While reiterating his support for Israel, Biden used his State of the Union address to reiterate demands for Israeli Prime Minister Benjamin Netanyahu to allow more aid into Gaza.

“To Israel’s leaders I say this: humanitarian assistance cannot be a secondary consideration or a bargaining chip,” Biden told Congress. He also reiterated calls for Israel to do more to protect civilians in the fighting and to work toward a Palestinian state as the only long-term solution to Israeli-Palestinian violence.

U.S. officials said it will likely be weeks before the Gaza pier is operational.

Aid groups have said their efforts to deliver desperately needed supplies to Gaza have been hampered by the difficulty of coordinating with the Israeli military, ongoing hostilities and a breakdown in law and order. It is even more difficult to bring aid to the isolated north.

Sigrid Kaag, the UN’s senior humanitarian and reconstruction coordinator for Gaza, told reporters Thursday night that air and sea deliveries cannot make up for the shortage of ground supply routes.

Von der Leyen said the EU would continue to explore different ways to bring aid to Gaza.

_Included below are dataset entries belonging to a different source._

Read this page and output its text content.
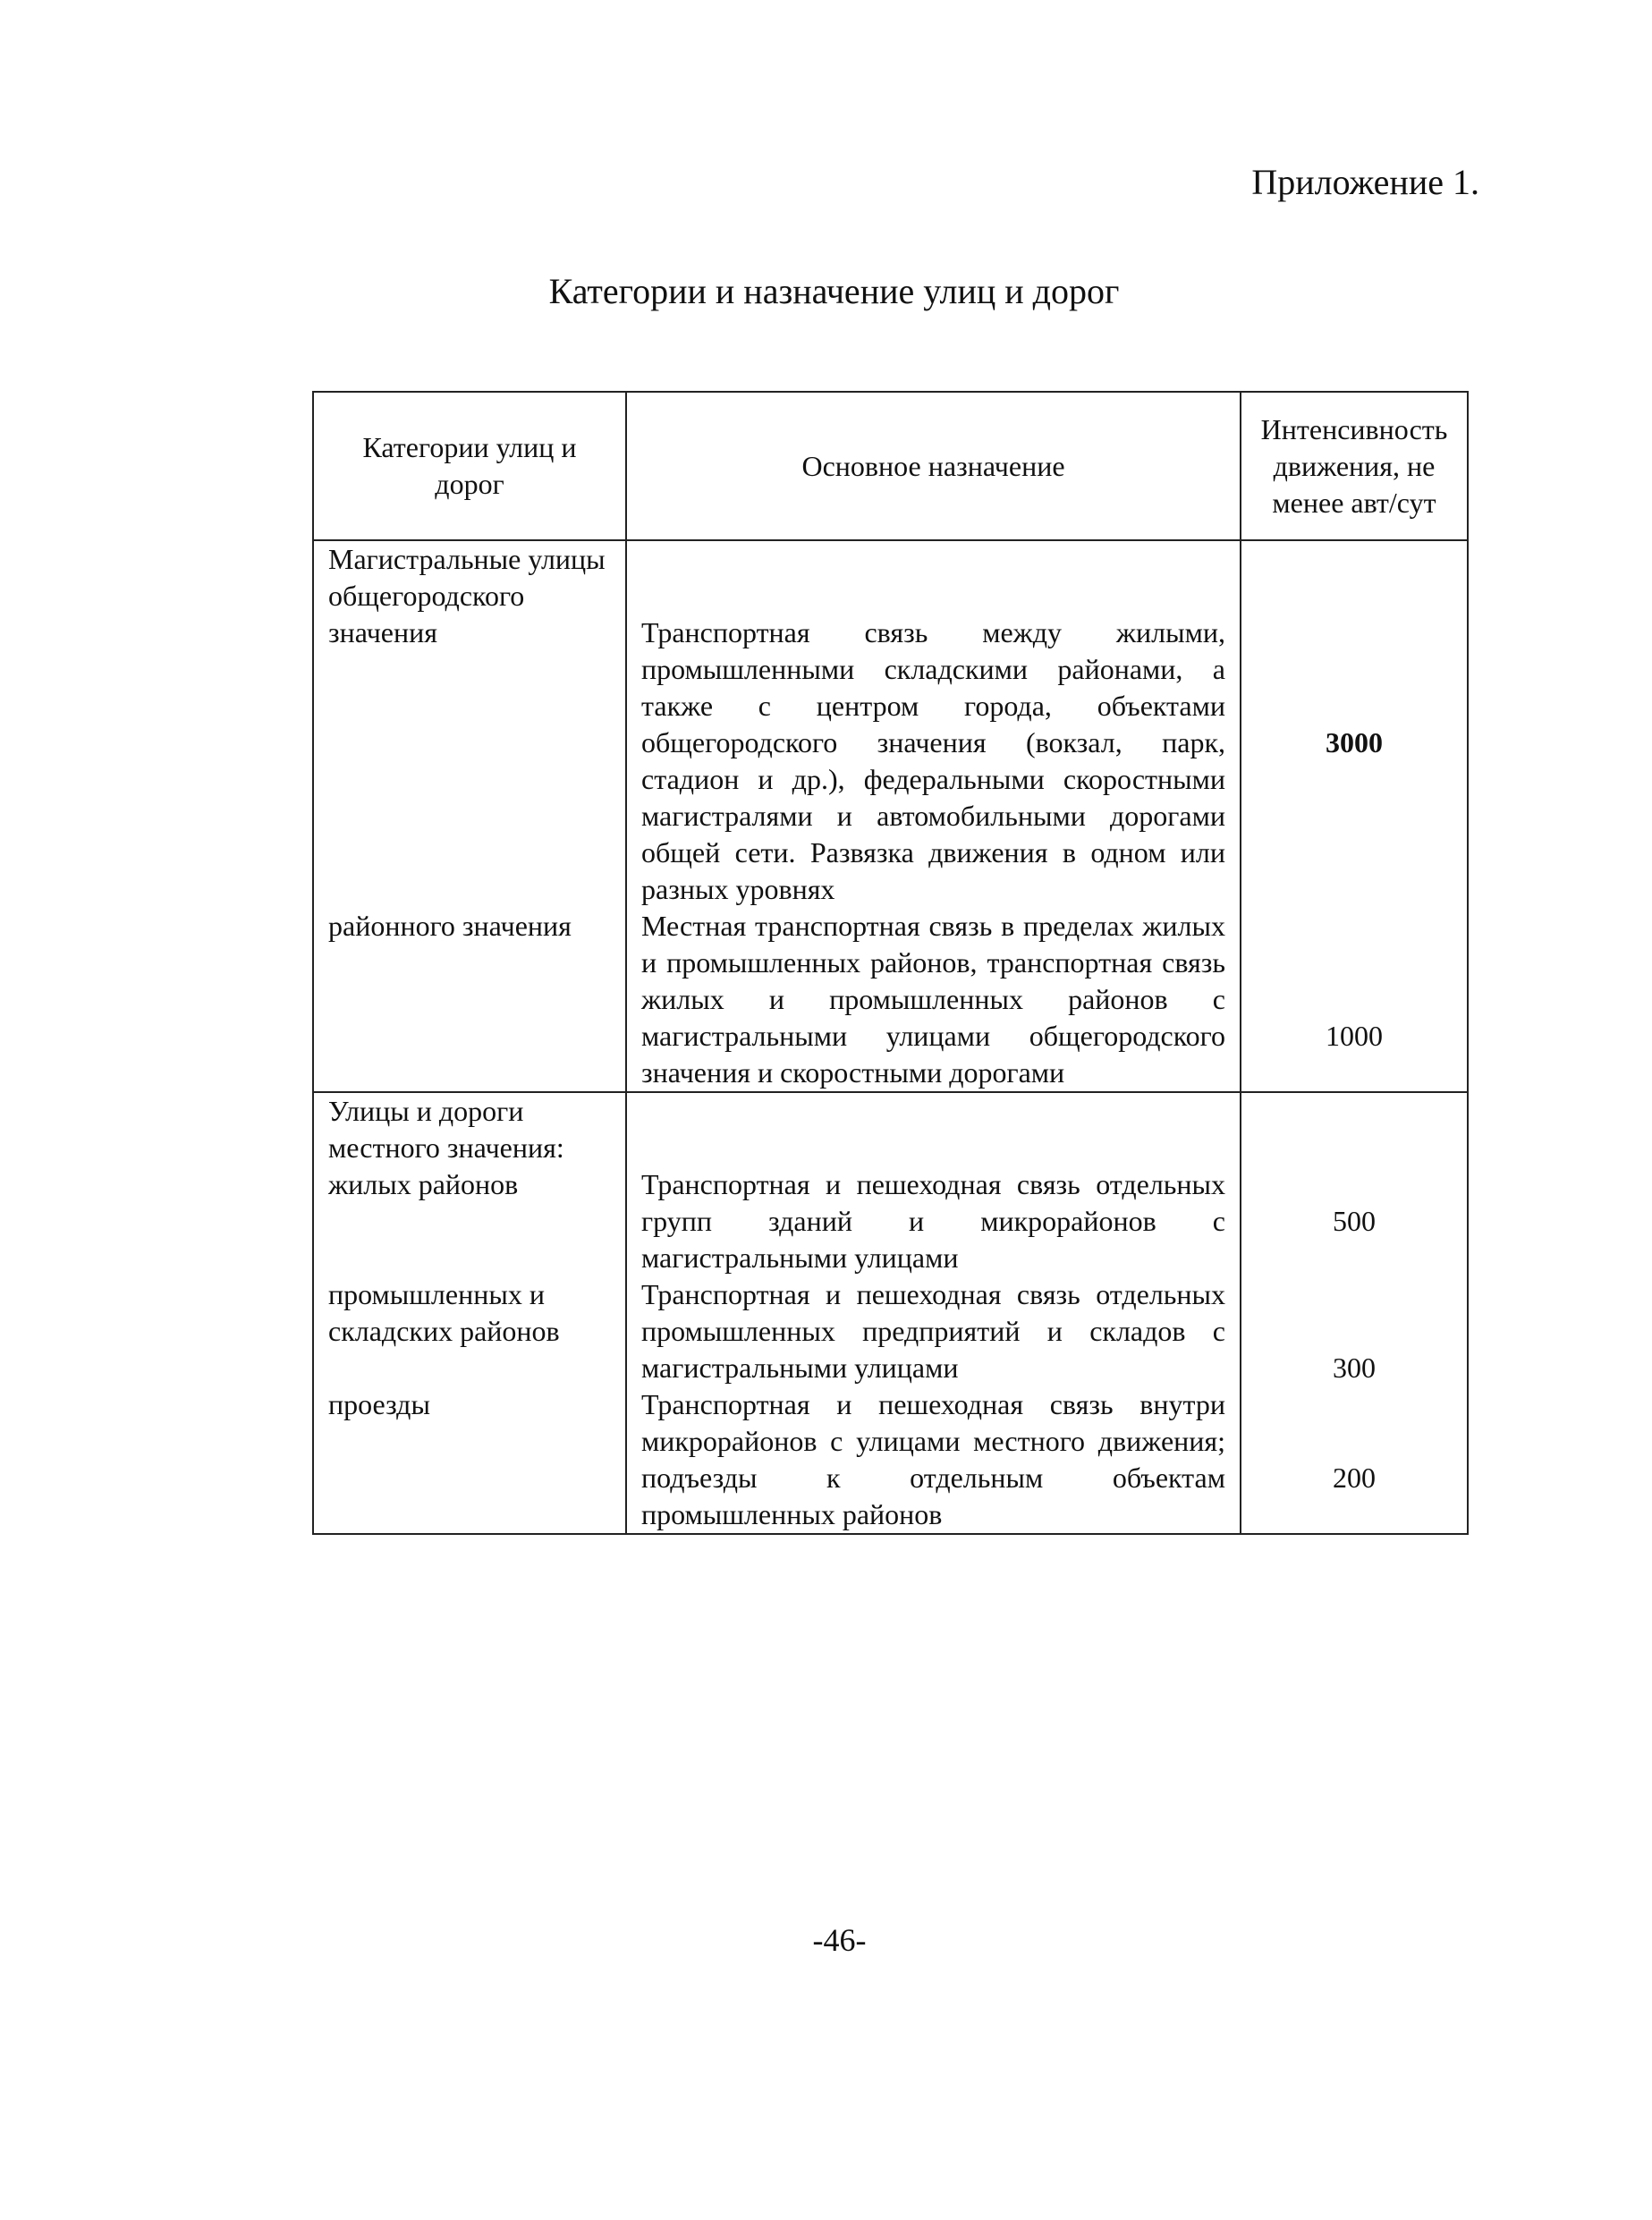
Приложение 1.
Категории и назначение улиц и дорог
Категории улиц и дорог	Основное назначение	Интенсивность движения, не менее авт/сут

Магистральные улицы
общегородского значения	Транспортная связь между жилыми, промышленными складскими районами, а также с центром города, объектами общегородского значения (вокзал, парк, стадион и др.), федеральными скоростными магистралями и автомобильными дорогами общей сети. Развязка движения в одном или разных уровнях	3000

районного значения	Местная транспортная связь в пределах жилых и промышленных районов, транспортная связь жилых и промышленных районов с магистральными улицами общегородского значения и скоростными дорогами	1000

Улицы и дороги местного значения:
жилых районов	Транспортная и пешеходная связь отдельных групп зданий и микрорайонов с магистральными улицами	500

промышленных и складских районов	Транспортная и пешеходная связь отдельных промышленных предприятий и складов с магистральными улицами	300

проезды	Транспортная и пешеходная связь внутри микрорайонов с улицами местного движения; подъезды к отдельным объектам промышленных районов	200
-46-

He said the bloc would consider “all other options, including airdrops, if deemed effective by our humanitarian partners on the ground.”

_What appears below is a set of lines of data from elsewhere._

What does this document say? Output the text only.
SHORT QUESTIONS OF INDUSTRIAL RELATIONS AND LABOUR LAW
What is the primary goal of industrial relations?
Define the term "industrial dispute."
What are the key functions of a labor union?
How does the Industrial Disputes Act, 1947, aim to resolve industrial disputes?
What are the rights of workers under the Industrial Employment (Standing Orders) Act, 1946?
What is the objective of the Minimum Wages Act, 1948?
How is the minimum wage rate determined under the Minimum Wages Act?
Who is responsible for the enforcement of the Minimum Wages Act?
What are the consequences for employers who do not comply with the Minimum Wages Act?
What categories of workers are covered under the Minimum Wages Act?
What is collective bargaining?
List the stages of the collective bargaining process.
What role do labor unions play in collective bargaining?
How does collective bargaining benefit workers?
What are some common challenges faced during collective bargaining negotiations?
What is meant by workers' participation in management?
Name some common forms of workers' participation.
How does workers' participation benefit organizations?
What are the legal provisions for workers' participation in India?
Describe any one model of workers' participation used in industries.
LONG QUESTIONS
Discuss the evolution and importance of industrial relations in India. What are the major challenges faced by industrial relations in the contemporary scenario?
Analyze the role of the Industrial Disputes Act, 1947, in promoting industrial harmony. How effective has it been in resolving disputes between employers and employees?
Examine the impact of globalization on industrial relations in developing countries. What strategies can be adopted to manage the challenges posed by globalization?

Meanwhile, efforts to reach a ceasefire before Ramadan appeared stalled. Hamas said Thursday that his delegation had left Cairo, where talks were being held, until next week.

International mediators had hoped to ease some of the immediate crisis with a six-week ceasefire, in which Hamas would have freed some of the Israeli hostages it is holding, Israel would have freed some Palestinian prisoners and groups of militants would have been given access. help to receive a greater influx. assistance to Gaza.

Palestinian militants are believed to be holding about 100 hostages and the remains of another 30 captured during the Oct. 7 Hamas attack, in which militants killed about 1,200 people in Israel and took about 250 hostages. Several dozen hostages were freed in a week-long truce in November, and about 30 are believed to be dead.

Gaza’s Health Ministry says at least 30,878 Palestinians have died. It does not differentiate between civilians and combatants in its counts, but says women and children account for two-thirds of the dead. The ministry, which is part of the Hamas-led government, maintains detailed records and casualty figures from previous wars largely match those of the UN and independent experts.

Egyptian officials said Hamas accepted the main terms of such an agreement as a first stage, but wants commitments that lead to an eventual more permanent ceasefire, while Israel wants to limit negotiations to the more limited agreement.

The officials spoke on condition of anonymity because they were not authorized to discuss the negotiations with the media. Both officials said mediators are still pressing the two sides to soften their positions.